Serializing structured data into Avro using Python

It is impossible to ignore avro at work - it is the data serialization format of choice at work (and rightly so), whether it is to store data into Kafka or into our document database Espresso. Recently, I had the need to read avro data serialized by a Java application, and I looked into how I might use Python to read such data.

The avro python library uses schemas, and can store data in a compact binary format using both deflate and snappy compression. I wanted to test out how compact the serialization format is as compared to say, CSV.

I set up a Python virtual environment using the nifty virtualenv wrapper and installed the python avro library and the snappy library. On my Ubuntu system, the python snappy library is available from the package repository, but I used the Pypi one anyway.
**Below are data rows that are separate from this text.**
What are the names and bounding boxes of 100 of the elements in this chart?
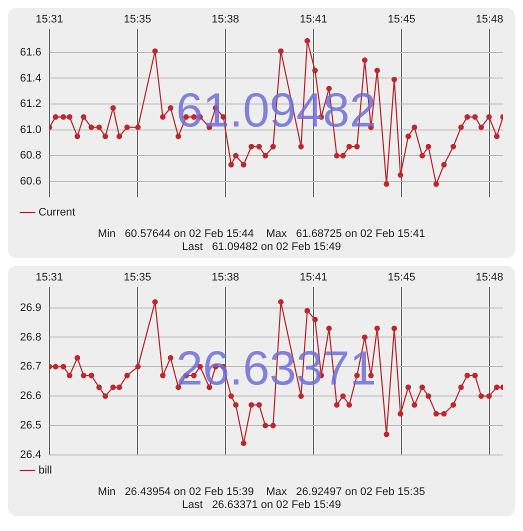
point xyxy=(374,326,380,332)
point xyxy=(412,402,418,408)
point xyxy=(433,181,440,187)
text: Last 61.09482 on 02 Feb 15:49 xyxy=(180,241,342,254)
legend-label: Current xyxy=(38,206,76,219)
point xyxy=(494,134,500,140)
y-tick-label: 26.5 xyxy=(20,420,42,432)
point xyxy=(262,422,268,428)
legend-label: bill xyxy=(38,464,52,477)
point xyxy=(426,393,432,399)
point xyxy=(80,372,86,378)
point xyxy=(228,162,234,168)
x-tick-label: 15:31 xyxy=(36,14,64,26)
point xyxy=(464,372,470,378)
point xyxy=(486,393,492,399)
y-tick-label: 60.8 xyxy=(20,150,42,162)
x-tick-label: 15:35 xyxy=(124,272,152,284)
point xyxy=(88,372,94,378)
point xyxy=(124,124,130,130)
point xyxy=(80,114,86,120)
point xyxy=(478,393,484,399)
point xyxy=(298,144,304,150)
point xyxy=(441,162,447,168)
point xyxy=(412,124,418,130)
point xyxy=(398,410,404,417)
point xyxy=(472,372,478,378)
point xyxy=(278,48,284,54)
point xyxy=(270,144,276,150)
point xyxy=(384,181,390,187)
point xyxy=(102,134,108,140)
point xyxy=(66,372,72,378)
x-tick-label: 15:38 xyxy=(212,272,240,284)
point xyxy=(346,402,352,408)
text: Min 26.43954 on 02 Feb 15:39 Max 26.92497 on 02 Feb 15:35 xyxy=(96,486,426,499)
point xyxy=(116,384,122,390)
point xyxy=(160,372,166,378)
y-tick-label: 26.7 xyxy=(20,360,42,373)
point xyxy=(458,124,464,130)
point xyxy=(102,393,108,399)
point xyxy=(168,105,174,111)
text: Min 60.57644 on 02 Feb 15:44 Max 61.68725 on 02 Feb 15:41 xyxy=(96,228,426,241)
point xyxy=(384,432,390,438)
point xyxy=(433,410,440,417)
x-tick-label: 15:38 xyxy=(212,14,240,26)
x-tick-label: 15:45 xyxy=(388,14,416,26)
point xyxy=(240,162,246,168)
point xyxy=(96,384,102,390)
point xyxy=(66,114,72,120)
point xyxy=(96,124,102,130)
point xyxy=(74,355,80,361)
point xyxy=(152,299,158,305)
point xyxy=(116,134,122,140)
point xyxy=(426,144,432,150)
point xyxy=(464,114,470,120)
point xyxy=(391,326,398,332)
x-tick-label: 15:48 xyxy=(476,272,504,284)
point xyxy=(494,384,500,390)
point xyxy=(152,48,158,54)
point xyxy=(110,384,116,390)
point xyxy=(52,114,58,120)
point xyxy=(256,402,262,408)
point xyxy=(312,316,318,322)
point xyxy=(405,384,412,390)
point xyxy=(362,57,368,63)
point xyxy=(398,172,404,178)
point xyxy=(354,144,360,150)
point xyxy=(88,124,94,130)
point xyxy=(262,152,268,158)
point xyxy=(334,402,340,408)
point xyxy=(334,152,340,158)
point xyxy=(478,124,484,130)
text: Last 26.63371 on 02 Feb 15:49 xyxy=(180,499,342,512)
point xyxy=(419,152,426,158)
point xyxy=(441,410,447,417)
x-tick-label: 15:31 xyxy=(36,272,64,284)
point xyxy=(405,134,412,140)
point xyxy=(346,144,352,150)
point xyxy=(168,355,174,361)
point xyxy=(160,114,166,120)
point xyxy=(52,364,58,370)
point xyxy=(374,68,380,74)
point xyxy=(60,364,66,370)
point xyxy=(233,152,239,158)
y-tick-label: 26.9 xyxy=(20,302,42,314)
y-tick-label: 26.4 xyxy=(20,449,42,462)
y-tick-label: 60.6 xyxy=(20,176,42,188)
x-tick-label: 15:41 xyxy=(300,272,328,284)
point xyxy=(486,114,492,120)
x-tick-label: 15:48 xyxy=(476,14,504,26)
point xyxy=(450,402,456,408)
point xyxy=(60,114,66,120)
point xyxy=(391,76,398,82)
point xyxy=(240,440,246,446)
y-tick-label: 26.6 xyxy=(20,390,42,402)
point xyxy=(110,105,116,111)
point xyxy=(124,372,130,378)
point xyxy=(472,114,478,120)
point xyxy=(256,144,262,150)
y-tick-label: 61.6 xyxy=(20,46,42,58)
x-tick-label: 15:45 xyxy=(388,272,416,284)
I had to install the c development package (libsnappy-dev) as a prerequisite though.

$ mkvirtualenv avro

$ workon avro

(avro) $ pip install avro

# Remember that it is 'python-snappy', and not just 'snappy', which is a
# completely different library
(avro) $ pip install python-snappy

And I was ready for my code. First I decided on a simple data set: a weather data set which was part of the pandas cookbook.

Based on this, I created this simple schema.

{
    "namespace": "net.sandipb.avro.example.weather",
    "type": "record",
    "name": "Reading",
    "doc": "Weather reading at a point in time",
    "fields": [
        {"name": "time", "type": "int", "doc": "Seconds since epoch"},
        {"name": "temp", "type": "float", "doc": "Temperature in Celsius"},
        {"name": "dew_point_temp", "type": "float", "doc": "Dew point temperature in Celsius"},
        {"name": "humidity", "type": "int", "doc": "Relative humidity %"},
        {"name": "wind_speed", "type": "float", "doc": "Wind speed in km/h"},
        {"name": "visibility", "type": "float", "doc": "Visibility in km"},
        {"name": "pressure", "type": "float", "doc": "Atmospheric pressure in kPa"},
        {"name": "weather", "type": "string", "doc": "Weather summary"}
    ]
}

Now to actually process the file, I created this Python script to read the CSV file and to write to three different avro files, each with a different compression format - null (no compression), deflate and snappy.

Here are some relevant parts of the code:

# Load the avro schema to validate and serialize data
schema = avro.schema.parse(open("weather.avsc").read())

# Open using a avro container class, providing the schema to use and the
# compression to use
writer_deflate = DataFileWriter(open("weather_data_deflate.avro", "wb"), DatumWriter(), schema, codec="deflate")

# Write a dict with the data
writer_deflate.append(row)

# close the container
writer_deflate.close()

The result of this was … unexpected. The deflate codec showed more compression than snappy.

$ ls -lSh *.avro *.csv
-rw-rw-r-- 1 sandipb sandipb 492K May 20 01:34 weather_2012.csv
-rw-rw-r-- 1 sandipb sandipb 317K May 20 02:29 weather_data_null.avro
-rw-rw-r-- 1 sandipb sandipb 178K May 20 02:29 weather_data_snappy.avro
-rw-rw-r-- 1 sandipb sandipb 121K May 20 02:29 weather_data_deflate.avro

It is possible that a larger dataset could show better compression for snappy. This is the first time I have used this codec, I need to read up a bit more about it. I will try this experiment with a larger dataset and update this post in the future.